My word, the monster is affecting Mr. Temperance in a psychic assault. Unthinkably, this misplaced massive aquatic appears to be bearing down on the young man with the crushing weight of an alien intelligence. Barrel sized obsidian eyes bore into the little American lad.

“Break away, Mr. Temperance!”

He does not hear me. He is caught in the horror’s thrall.

“Mr. Temperance!” I plead. My heart jumps to see the earnest chap endangered.

Mr. Temperance has quite given up his fight. The monster means to devour the dear boy!

“Mr. Temperance!”

He does not hear me!

“Mr. Temperance! Break away!”

He cannot hear me! I scream as loudly as I can manage.

“Mr. Temperance!”

Please hear me, my sweet Ichabod!

“Ichabod!”

He stirs!

“Ichabod!” I hear a touch more hope in my strained voice.

He rouses himself. He is back! That’s it.

Fight, Ichabod!

My Ichabod appears to awaken from a deep slumber, but quickly rallies his stuporous senses. He now fights as a man possessed. Mr.

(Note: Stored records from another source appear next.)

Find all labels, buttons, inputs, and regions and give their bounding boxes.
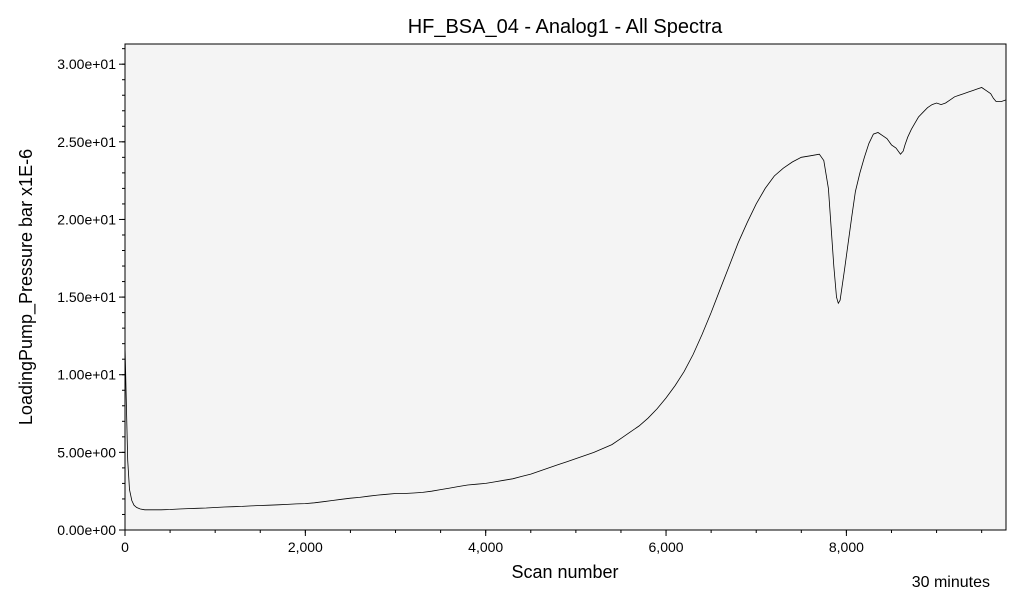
x-tick-label: 6,000 — [649, 539, 684, 555]
y-tick-label: 2.00e+01 — [57, 211, 116, 227]
y-tick-label: 3.00e+01 — [57, 56, 116, 72]
y-tick-label: 1.50e+01 — [57, 289, 116, 305]
y-tick-label: 5.00e+00 — [57, 444, 116, 460]
x-tick-label: 8,000 — [829, 539, 864, 555]
x-tick-label: 2,000 — [288, 539, 323, 555]
x-tick-label: 4,000 — [468, 539, 503, 555]
y-tick-label: 0.00e+00 — [57, 522, 116, 538]
y-tick-label: 2.50e+01 — [57, 134, 116, 150]
y-tick-label: 1.00e+01 — [57, 367, 116, 383]
series-line — [124, 87, 1007, 511]
plot-area — [124, 43, 1007, 531]
x-tick-label: 0 — [121, 539, 129, 555]
x-axis-label: Scan number — [511, 562, 618, 582]
x-axis-ticks: 0 2,000 4,000 6,000 8,000 — [121, 530, 864, 555]
y-axis-label: LoadingPump_Pressure bar x1E-6 — [16, 149, 37, 425]
duration-label: 30 minutes — [912, 574, 990, 591]
chart-title: HF_BSA_04 - Analog1 - All Spectra — [408, 16, 723, 38]
y-axis-ticks: 0.00e+00 5.00e+00 1.00e+01 1.50e+01 2.00e+01… — [57, 56, 125, 538]
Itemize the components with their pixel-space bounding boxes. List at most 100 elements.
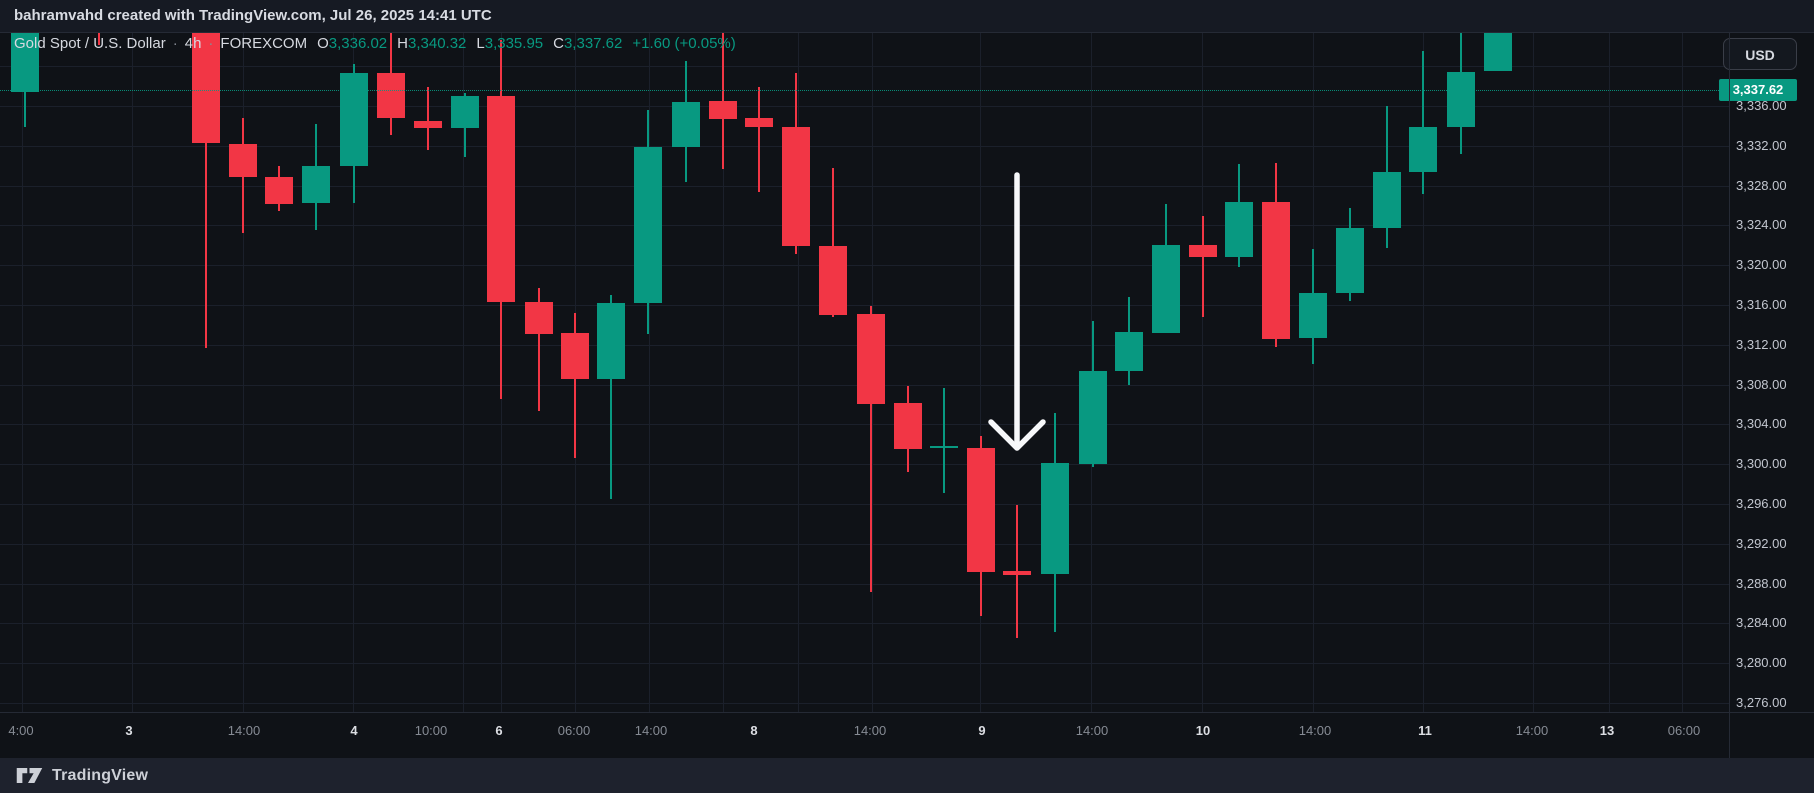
candle-body [782,126,810,247]
candle-wick [538,288,540,412]
time-tick-label: 10:00 [414,723,448,738]
candle-body [1446,72,1475,127]
time-tick-label: 14:00 [634,723,668,738]
grid-line-v [1202,32,1203,712]
price-tick-label: 3,316.00 [1736,297,1787,312]
price-tick-label: 3,296.00 [1736,496,1787,511]
candle-body [966,448,995,572]
candle-body [819,246,847,315]
grid-line-v [980,32,981,712]
legend-separator: · [208,35,214,52]
candle-body [265,176,293,205]
attribution-text: bahramvahd created with TradingView.com,… [14,7,492,24]
price-tick-label: 3,300.00 [1736,456,1787,472]
price-tick-label: 3,284.00 [1736,615,1787,631]
low-value: 3,335.95 [484,35,544,52]
change-value: +1.60 (+0.05%) [632,35,736,52]
candle-body [413,120,442,128]
chart-legend[interactable]: Gold Spot / U.S. Dollar · 4h · FOREXCOM O3,33… [14,35,736,57]
tradingview-logo-icon[interactable] [16,767,43,784]
time-axis[interactable]: 4:00 3 14:00 4 10:00 6 06:00 14:00 8 14:00 9 14:00 1… [0,712,1729,758]
price-tick-label: 3,332.00 [1736,137,1787,153]
candle-wick [832,167,834,317]
candle-wick [721,32,724,169]
candle-wick [610,295,613,499]
close-label: C [553,35,564,52]
price-tick-label: 3,288.00 [1736,575,1787,591]
time-tick-label: 4:00 [8,723,34,738]
open-value: 3,336.02 [328,35,388,52]
candle-body [1225,201,1253,258]
time-tick-label: 3 [125,723,133,738]
grid-line-v [132,32,133,712]
candle-body [745,117,773,127]
interval-label: 4h [184,35,202,52]
candle-body [857,314,885,404]
candle-body [1335,228,1364,294]
grid-line-v [353,32,354,712]
currency-button[interactable]: USD [1723,38,1797,70]
candle-body [1298,293,1327,338]
candle-body [930,446,958,449]
grid-line-v [798,32,799,712]
price-tick-label: 3,308.00 [1736,376,1787,392]
grid-line-v [1313,32,1314,712]
candle-wick [1422,51,1425,194]
price-tick-label: 3,336.00 [1736,98,1787,113]
attribution-bar: bahramvahd created with TradingView.com,… [0,0,1814,32]
exchange-label: FOREXCOM [220,35,308,52]
candle-wick [758,87,760,192]
candle-body [192,32,220,143]
grid-line-v [1533,32,1534,712]
open-label: O [317,35,329,52]
candle-body [1188,245,1217,258]
pane-top-border [0,32,1814,33]
candle-body [1483,32,1512,72]
candle-wick [573,313,576,459]
grid-line-v [1423,32,1424,712]
grid-line-h [0,424,1729,426]
time-tick-label: 14:00 [853,723,887,738]
time-tick-label: 13 [1599,723,1615,738]
price-tick-label: 3,312.00 [1736,336,1787,352]
candle-body [560,332,589,379]
price-axis[interactable]: USD 3,337.62 3,336.00 3,332.00 3,328.00 3,3… [1719,32,1814,758]
price-axis-border [1729,32,1730,758]
price-tick-label: 3,320.00 [1736,257,1787,273]
time-tick-label: 4 [350,723,358,738]
grid-line-v [1609,32,1610,712]
grid-line-h [0,703,1729,704]
down-arrow-annotation [988,172,1046,451]
time-tick-label: 06:00 [1667,723,1701,738]
price-tick-label: 3,292.00 [1736,535,1787,551]
footer-bar: TradingView [0,758,1814,793]
candle-body [1003,570,1031,575]
close-value: 3,337.62 [563,35,623,52]
grid-line-h [0,265,1729,267]
grid-line-h [0,583,1729,585]
current-price-line [0,89,1729,91]
last-price-badge: 3,337.62 [1719,78,1797,101]
candle-body [708,101,737,119]
brand-name[interactable]: TradingView [52,766,149,784]
candle-wick [426,87,429,150]
grid-line-h [0,145,1729,147]
candle-body [302,165,330,204]
chart-pane[interactable]: Gold Spot / U.S. Dollar · 4h · FOREXCOM O3,33… [0,32,1729,712]
candle-wick [205,32,207,348]
grid-line-h [0,305,1729,306]
time-tick-label: 6 [495,723,503,738]
price-tick-label: 3,324.00 [1736,217,1787,233]
time-tick-label: 06:00 [557,723,591,738]
time-axis-border [0,712,1814,713]
grid-line-h [0,106,1729,107]
candle-body [597,303,626,379]
grid-line-v [463,32,464,712]
candle-body [1115,331,1143,371]
candle-body [1040,463,1069,574]
grid-line-v [243,32,244,712]
grid-line-h [0,504,1729,505]
candle-body [487,96,515,302]
price-tick-label: 3,328.00 [1736,177,1787,193]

Temperance cuts first himself free from the horrible squamous appendages, catches me up into his arms and bears me to the docks; I am too weak with relief at our narrow escape to protest.

My companion’s faculties have apparently made a sudden recovery for he is able to quickly ascertain which vessel has her steam up and is ready to embark. We unceremoniously board this Channel Launch.

“Here ya’ go, boys.” Mr. Temperance calls, tossing me into the arms of a group of seamen on the deck of the boat.

The captain of the vessel is not amused at our uninvited boarding of his ship.

Before he can have his crew throw us back off, he is distracted by a commotion on the docks. The docks themselves are being wrecked. Invisible forces smash crates, boats and the piers themselves into splinters.

Mr. Temperance passes the captain his goggles and then draws his large American pistol. With three quick but deafening retorts, he unerringly shoots the mooring cleats off our boat. I credit this decisive action for our escape.

The captain’s face goes slack with the vision he is presented with through the goggles and then he roars at his crew to push us from the cursed dock.

I thank providence that Mr. Temperance had the presence of mind to disengage our boat by means of firearm. Otherwise, we would have been too late, overrun by the pursuing mobbe of monsters.

Ipswich is aswarm with our aberrant adversaries.

The rising wind in my face makes me feel as if I am a leaf in a hurricane, no longer in control of my own life and destiny. I am blown about by terrifying forces beyond comprehension. A howling gale continues to rise about my ears. This foul wind whisks me from my English island home.

These storms that have steadily picked up all night now blow us off the isle, just a breath ahead of our adversaries, as if the great gaping maw of an enormous beast has just missed snatching us into its abominable gullet.